Celebrate Mary Berry’s birthday with her ‘very easy’ chocolate cake recipe

Mary Berry is celebrating her 89th birthday today, and what better way to enjoy the occasion than by treating yourself to a homemade chocolate cake.

In her career, Mary has written over 75 cookbooks but has said nothing is better than the feeling of making a cake for loved ones for a special occasion according to her book ‘Simple Cakes.’

She wrote: “One of the great joys of baking is the satisfaction one gets from the ‘oohs’ and ‘ahhs’ when the finished cake is produced.

“There is nothing better than the smell of freshly baked cake wafting from the kitchen, tempting everyone to come and try what’s on offer and hardly being able to wait for it to cool before eating.”

Whether you are celebrating something special or want an excuse to treat yourself on the Queen of Cakes’ birthday, Mary’s chocolate cake is not only a “very easy” recipe to follow but has been designed to be enjoyed no matter what as it is a “sheer luxury and a complete indulgence!”

READ MORE: Mary Berry’s ‘moist and crunchy’ lemon drizzle is ready to bake in minutes

Instructions 

To make the cake:

To begin, Preheat the oven to 160C or Gas Mark 3. Then, lightly grease the sandwich tins and line them with baking paper.

Sift the flour, cocoa powder, bicarbonate of soda and baking soda into a large mixing bowl, then add the sugar and mix the dry ingredients together.

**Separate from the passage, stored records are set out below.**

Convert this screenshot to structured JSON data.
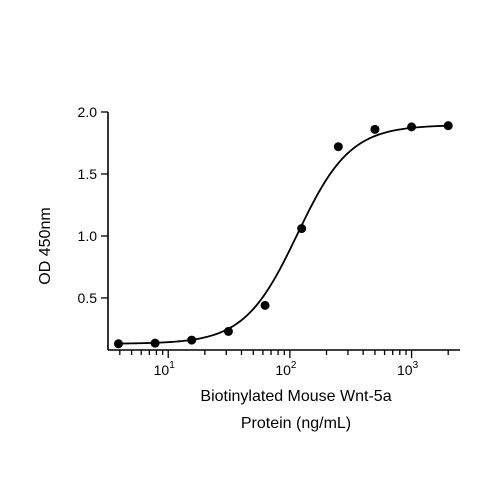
{
  "chart_data": {
    "type": "scatter",
    "xlabel_line1": "Biotinylated Mouse Wnt-5a",
    "xlabel_line2": "Protein (ng/mL)",
    "ylabel": "OD 450nm",
    "x_scale": "log10",
    "xlim": [
      3.2,
      2500
    ],
    "ylim": [
      0.08,
      2.0
    ],
    "y_ticks": [
      {
        "value": 0.5,
        "label": "0.5"
      },
      {
        "value": 1.0,
        "label": "1.0"
      },
      {
        "value": 1.5,
        "label": "1.5"
      },
      {
        "value": 2.0,
        "label": "2.0"
      }
    ],
    "x_major_ticks": [
      {
        "value": 10,
        "base": "10",
        "exp": "1"
      },
      {
        "value": 100,
        "base": "10",
        "exp": "2"
      },
      {
        "value": 1000,
        "base": "10",
        "exp": "3"
      }
    ],
    "grid": false,
    "legend": "none",
    "series": [
      {
        "x": [
          3.9,
          7.8,
          15.6,
          31.25,
          62.5,
          125,
          250,
          500,
          1000,
          2000
        ],
        "y": [
          0.13,
          0.135,
          0.16,
          0.23,
          0.44,
          1.06,
          1.72,
          1.86,
          1.88,
          1.89
        ],
        "fit": "4PL",
        "fit_params": {
          "bottom": 0.13,
          "top": 1.895,
          "ec50": 115,
          "hill": 2.0
        }
      }
    ]
  }
}
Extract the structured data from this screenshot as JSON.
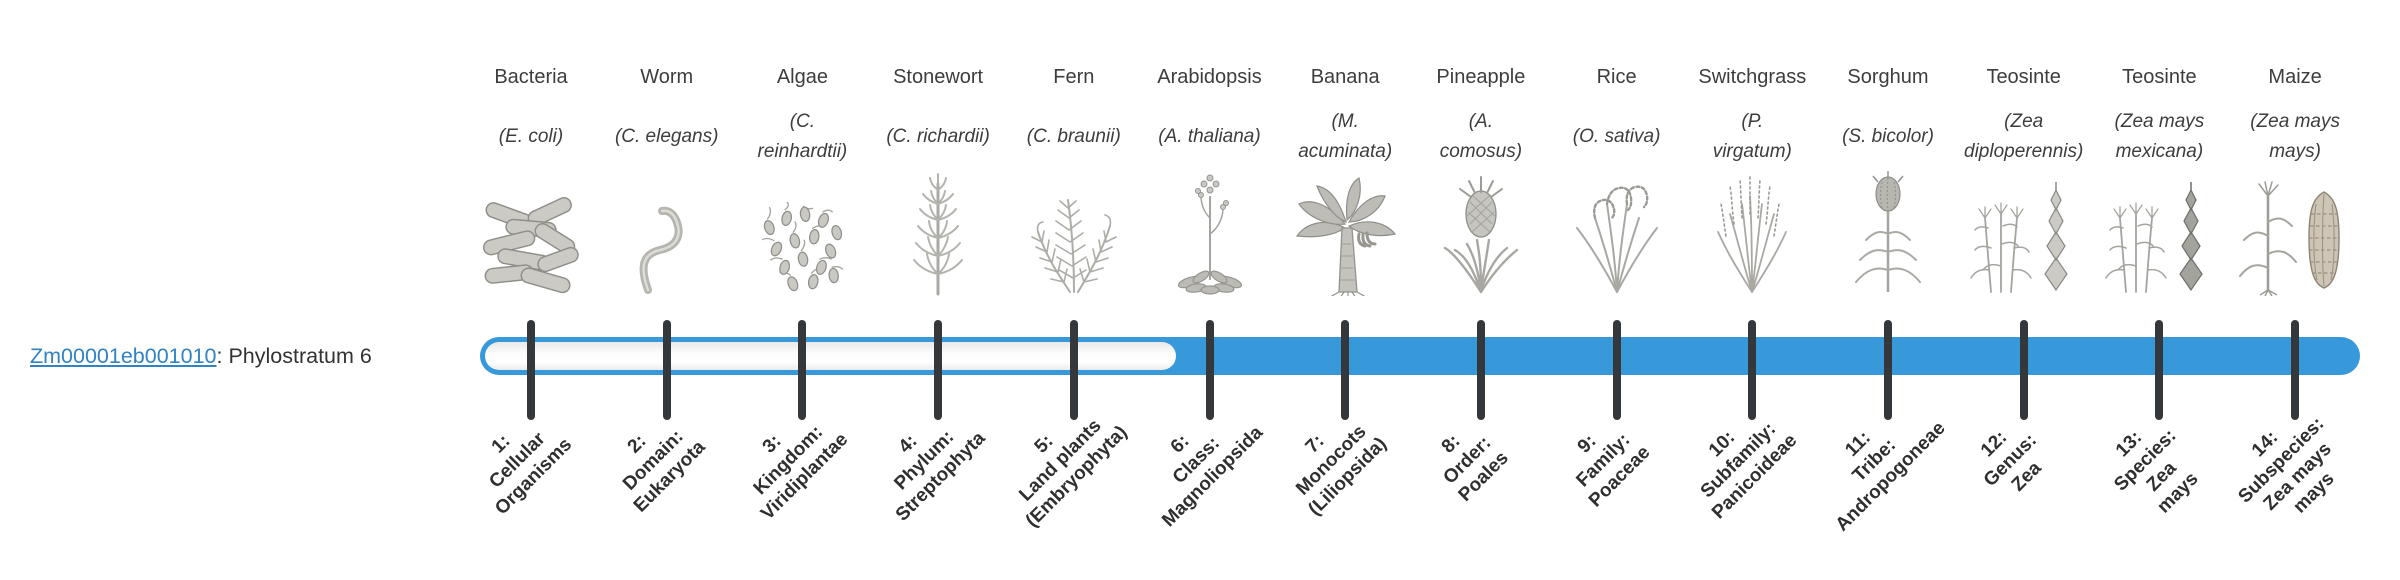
{
  "gene": {
    "id": "Zm00001eb001010",
    "suffix": ": Phylostratum 6",
    "phylostratum": 6
  },
  "timeline": {
    "bar": {
      "total_strata": 14,
      "filled_from_stratum": 6,
      "fill_color": "#3798DA",
      "track_color": "#fbfbfb",
      "tick_color": "#35383a"
    },
    "organisms": [
      {
        "name": "Bacteria",
        "sci": "(E. coli)",
        "icon": "bacteria"
      },
      {
        "name": "Worm",
        "sci": "(C. elegans)",
        "icon": "worm"
      },
      {
        "name": "Algae",
        "sci": "(C.\nreinhardtii)",
        "icon": "algae"
      },
      {
        "name": "Stonewort",
        "sci": "(C. richardii)",
        "icon": "stonewort"
      },
      {
        "name": "Fern",
        "sci": "(C. braunii)",
        "icon": "fern"
      },
      {
        "name": "Arabidopsis",
        "sci": "(A. thaliana)",
        "icon": "arabidopsis"
      },
      {
        "name": "Banana",
        "sci": "(M.\nacuminata)",
        "icon": "banana"
      },
      {
        "name": "Pineapple",
        "sci": "(A.\ncomosus)",
        "icon": "pineapple"
      },
      {
        "name": "Rice",
        "sci": "(O. sativa)",
        "icon": "rice"
      },
      {
        "name": "Switchgrass",
        "sci": "(P.\nvirgatum)",
        "icon": "switchgrass"
      },
      {
        "name": "Sorghum",
        "sci": "(S. bicolor)",
        "icon": "sorghum"
      },
      {
        "name": "Teosinte",
        "sci": "(Zea\ndiploperennis)",
        "icon": "teosinte"
      },
      {
        "name": "Teosinte",
        "sci": "(Zea mays\nmexicana)",
        "icon": "teosinte-dark"
      },
      {
        "name": "Maize",
        "sci": "(Zea mays\nmays)",
        "icon": "maize"
      }
    ],
    "strata": [
      {
        "label": "1:\nCellular\nOrganisms"
      },
      {
        "label": "2:\nDomain:\nEukaryota"
      },
      {
        "label": "3:\nKingdom:\nViridiplantae"
      },
      {
        "label": "4:\nPhylum:\nStreptophyta"
      },
      {
        "label": "5:\nLand plants\n(Embryophyta)"
      },
      {
        "label": "6:\nClass:\nMagnoliopsida"
      },
      {
        "label": "7:\nMonocots\n(Liliopsida)"
      },
      {
        "label": "8:\nOrder:\nPoales"
      },
      {
        "label": "9:\nFamily:\nPoaceae"
      },
      {
        "label": "10:\nSubfamily:\nPanicoideae"
      },
      {
        "label": "11:\nTribe:\nAndropogoneae"
      },
      {
        "label": "12:\nGenus:\nZea"
      },
      {
        "label": "13:\nSpecies:\nZea\nmays"
      },
      {
        "label": "14:\nSubspecies:\nZea mays\nmays"
      }
    ]
  },
  "colors": {
    "accent_blue": "#3798DA",
    "link_blue": "#3183c4",
    "tick_dark": "#35383a",
    "text_dark": "#333333"
  }
}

Make a well into the centre of the dry ingredients and add the golden syrup, eggs, sunflower oil and milk. Beat well using a wooden spoon until you have a smooth batter, then pour into the prepared tins.

Place in the oven and bake for about 35 minutes or until the cake is well-risen. Once ready, turn it out onto a wire rack and then remove the lining paper to cool. Then, cut each cake in half horizontally.

To make the icing:

For the icing, break the chocolate into pieces and place it into a heatproof bowl placed over a pan of hot water over a low heat. Do not let the water in the pan touch the bowl or the chocolate may overheat.

Stir the chocolate occasionally and wait until it is fully melted, then egg in the butter and stir until the butter has melted.

To ensemble:

Place half the cake for the bottom layer on a baking tray to catch any dripping chocolate, then spoon a little of the melted chocolate icing into the middle of the cake.

Repeat for the three other cake layers, then pour the remaining icing on top of the cake. Use a small palette knife to smooth over the icing and make it even, then leave the cake on the countertop or cool place to set. Mary Berry highly recommends not putting the cake in the fridge to set as it can cause it to “lose its shine,”

To make the chocolate waves:

Melt the plain chocolate and white chocolate in two separate small bowls over a pan of hot water. Then, spread the chocolate on four strips of foil around four centimeters wide and 35 centimeters long.

Carefully lay the strips over two ugs placed on their sides on a baking tray to give the cake decoration its wavy shape. Place the tray in the fridge to set, and then peel of the foil.

Use the chocolate waves to decorate the top of the cake once it has set, and your mouth-watering chocolate cake will then be ready to serve.